Come riporta la testata britannica, Watches of Switzerland nell’ultimo esercizio finanziario ha aperto 22 showroom, ne ha ristrutturati 15 e ne ha acquisiti altri 15 tramite la gioielleria Ernest Jones. All’inizio di questo mese ha inoltre inaugurato a Londra un flagship Rolex tra i più grandi d’Europa.
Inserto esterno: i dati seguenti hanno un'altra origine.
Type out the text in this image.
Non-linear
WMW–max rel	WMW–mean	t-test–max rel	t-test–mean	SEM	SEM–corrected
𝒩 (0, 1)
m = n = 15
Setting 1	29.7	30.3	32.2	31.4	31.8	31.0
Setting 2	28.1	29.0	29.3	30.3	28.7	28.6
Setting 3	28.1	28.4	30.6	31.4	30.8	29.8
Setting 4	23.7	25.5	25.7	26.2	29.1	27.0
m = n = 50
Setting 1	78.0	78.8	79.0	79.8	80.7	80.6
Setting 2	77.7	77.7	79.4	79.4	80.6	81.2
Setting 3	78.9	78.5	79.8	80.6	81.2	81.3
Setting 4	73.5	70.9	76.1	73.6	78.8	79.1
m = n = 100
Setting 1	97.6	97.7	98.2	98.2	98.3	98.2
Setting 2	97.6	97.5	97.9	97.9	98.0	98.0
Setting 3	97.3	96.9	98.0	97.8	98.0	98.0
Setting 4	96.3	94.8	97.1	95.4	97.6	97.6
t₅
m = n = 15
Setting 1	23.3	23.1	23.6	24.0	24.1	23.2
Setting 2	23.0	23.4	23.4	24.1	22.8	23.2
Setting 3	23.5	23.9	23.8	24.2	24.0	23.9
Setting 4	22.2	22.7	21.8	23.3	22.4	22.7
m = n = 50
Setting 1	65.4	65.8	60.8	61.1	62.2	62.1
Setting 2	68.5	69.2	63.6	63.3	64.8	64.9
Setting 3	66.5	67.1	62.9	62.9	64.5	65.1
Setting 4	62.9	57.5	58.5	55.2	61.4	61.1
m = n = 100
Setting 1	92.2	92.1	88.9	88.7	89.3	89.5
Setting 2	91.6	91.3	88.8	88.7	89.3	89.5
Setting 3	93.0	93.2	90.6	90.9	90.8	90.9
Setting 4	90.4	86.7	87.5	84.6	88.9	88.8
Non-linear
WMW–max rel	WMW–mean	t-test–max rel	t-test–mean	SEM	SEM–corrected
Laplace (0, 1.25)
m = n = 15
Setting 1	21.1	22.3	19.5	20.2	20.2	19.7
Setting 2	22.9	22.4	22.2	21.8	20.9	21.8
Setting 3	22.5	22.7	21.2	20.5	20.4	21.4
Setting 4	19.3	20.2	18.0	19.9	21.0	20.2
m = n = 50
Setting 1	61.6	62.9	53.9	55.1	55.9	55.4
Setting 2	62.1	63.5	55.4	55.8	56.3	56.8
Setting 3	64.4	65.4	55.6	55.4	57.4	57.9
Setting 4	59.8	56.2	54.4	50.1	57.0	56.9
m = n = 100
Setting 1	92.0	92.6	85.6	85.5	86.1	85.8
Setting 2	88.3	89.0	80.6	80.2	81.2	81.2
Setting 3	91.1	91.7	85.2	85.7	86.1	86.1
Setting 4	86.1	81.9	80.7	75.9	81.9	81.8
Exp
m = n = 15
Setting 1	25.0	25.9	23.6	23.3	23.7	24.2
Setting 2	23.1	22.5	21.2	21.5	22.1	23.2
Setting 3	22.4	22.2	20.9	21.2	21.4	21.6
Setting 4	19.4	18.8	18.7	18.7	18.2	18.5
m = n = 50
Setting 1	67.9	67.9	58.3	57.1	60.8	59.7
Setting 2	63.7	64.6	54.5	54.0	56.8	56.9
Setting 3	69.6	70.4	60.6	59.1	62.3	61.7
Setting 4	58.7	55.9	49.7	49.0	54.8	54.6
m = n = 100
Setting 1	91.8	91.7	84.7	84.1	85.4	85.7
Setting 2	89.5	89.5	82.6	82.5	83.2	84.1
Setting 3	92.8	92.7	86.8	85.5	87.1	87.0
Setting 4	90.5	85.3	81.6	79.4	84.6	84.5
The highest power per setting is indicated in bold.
Nello specifico, i possibili tagli di posti di lavoro equivarrebbero a circa il 6% del personale e si ritiene riguardino ruoli di servizio back office e non personale di produzione.
“Sebbene intendiamo continuare a far crescere il nostro parco di showroom organicamente e tramite acquisizioni, a seguito di una recente revisione, abbiamo purtroppo preso la difficile decisione di chiudere 16 showroom nel Regno Unito”, queste le parole a commento del rivenditore. “Abbiamo anche rivisto i nostri servizi di supporto per assicurarci di operare nel modo più efficiente e produttivo possibile per sostenere la nostra crescita nel settore della vendita al dettaglio e stiamo purtroppo ipotizzando che circa 40 ruoli saranno a rischio di licenziamento”.